The Price to Sales ratio of 19.52, which is 2.47x the industry average, suggests the stock could potentially be overvalued in relation to its sales performance compared to its peers.
The company has a higher Return on Equity (ROE) of 30.42%, which is 24.17% above the industry average. This suggests efficient use of equity to generate profits and demonstrates profitability and growth potential.
With higher Earnings Before Interest, Taxes, Depreciation, and Amortization (EBITDA) of $25.82 Billion, which is 5.82x above the industry average, the company demonstrates stronger profitability and robust cash flow generation.
The gross profit of $28.72 Billion is 6.84x above that of its industry, highlighting stronger profitability and higher earnings from its core operations.
With a revenue growth of 77.94%, which surpasses the industry average of 10.96%, the company is demonstrating robust sales expansion and gaining market share.
The debt-to-equity (D/E) ratio is a key indicator of a company's financial health and its reliance on debt financing.
Considering the debt-to-equity ratio in industry comparisons allows for a concise evaluation of a company's financial health and risk profile, aiding in informed decision-making.
In light of the Debt-to-Equity ratio, a comparison between NVIDIA and its top 4 peers reveals the following information:
Compared to its top 4 peers, NVIDIA has a stronger financial position indicated by its lower debt-to-equity ratio of 0.13.
This suggests that the company relies less on debt financing and has a more favorable balance between debt and equity, which can be seen as a positive attribute by investors.

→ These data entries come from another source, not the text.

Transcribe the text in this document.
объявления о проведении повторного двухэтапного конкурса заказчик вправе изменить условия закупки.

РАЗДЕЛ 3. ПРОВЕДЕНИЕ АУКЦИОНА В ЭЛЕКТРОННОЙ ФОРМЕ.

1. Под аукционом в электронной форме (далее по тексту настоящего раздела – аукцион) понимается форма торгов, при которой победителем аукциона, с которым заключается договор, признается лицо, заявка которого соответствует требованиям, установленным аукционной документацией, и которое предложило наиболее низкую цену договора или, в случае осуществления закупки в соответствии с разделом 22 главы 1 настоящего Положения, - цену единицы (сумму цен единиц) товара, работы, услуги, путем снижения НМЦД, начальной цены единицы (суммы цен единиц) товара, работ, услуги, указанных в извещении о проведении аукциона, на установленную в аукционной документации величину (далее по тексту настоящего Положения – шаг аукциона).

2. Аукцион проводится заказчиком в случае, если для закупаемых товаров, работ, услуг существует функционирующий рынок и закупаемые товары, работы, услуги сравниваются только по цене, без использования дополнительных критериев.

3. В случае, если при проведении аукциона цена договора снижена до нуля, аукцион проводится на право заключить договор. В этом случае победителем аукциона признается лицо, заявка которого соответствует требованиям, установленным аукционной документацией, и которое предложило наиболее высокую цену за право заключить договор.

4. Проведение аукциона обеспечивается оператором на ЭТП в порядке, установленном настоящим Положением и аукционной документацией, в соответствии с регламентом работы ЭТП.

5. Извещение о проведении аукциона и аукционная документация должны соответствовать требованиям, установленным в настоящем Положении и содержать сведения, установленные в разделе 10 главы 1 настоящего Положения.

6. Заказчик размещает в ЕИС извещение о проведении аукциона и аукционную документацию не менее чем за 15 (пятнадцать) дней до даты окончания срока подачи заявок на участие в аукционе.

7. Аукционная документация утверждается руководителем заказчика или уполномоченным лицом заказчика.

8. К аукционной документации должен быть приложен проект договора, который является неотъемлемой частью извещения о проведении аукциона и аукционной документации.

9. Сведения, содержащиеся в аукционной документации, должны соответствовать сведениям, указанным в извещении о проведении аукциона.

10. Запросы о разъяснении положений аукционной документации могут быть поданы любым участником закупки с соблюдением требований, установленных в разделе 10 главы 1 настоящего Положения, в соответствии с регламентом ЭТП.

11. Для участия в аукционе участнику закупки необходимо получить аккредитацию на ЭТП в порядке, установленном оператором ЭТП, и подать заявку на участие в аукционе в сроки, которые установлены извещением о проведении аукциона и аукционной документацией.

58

For NVIDIA, the PE ratio is low compared to peers, indicating potential undervaluation. The high PB and PS ratios suggest strong market sentiment and premium valuation. In terms of ROE, EBITDA, gross profit, and revenue growth, NVIDIA outperforms its industry peers, reflecting robust financial performance and growth prospects.
This article was generated by Benzinga's automated content engine and reviewed by an editor.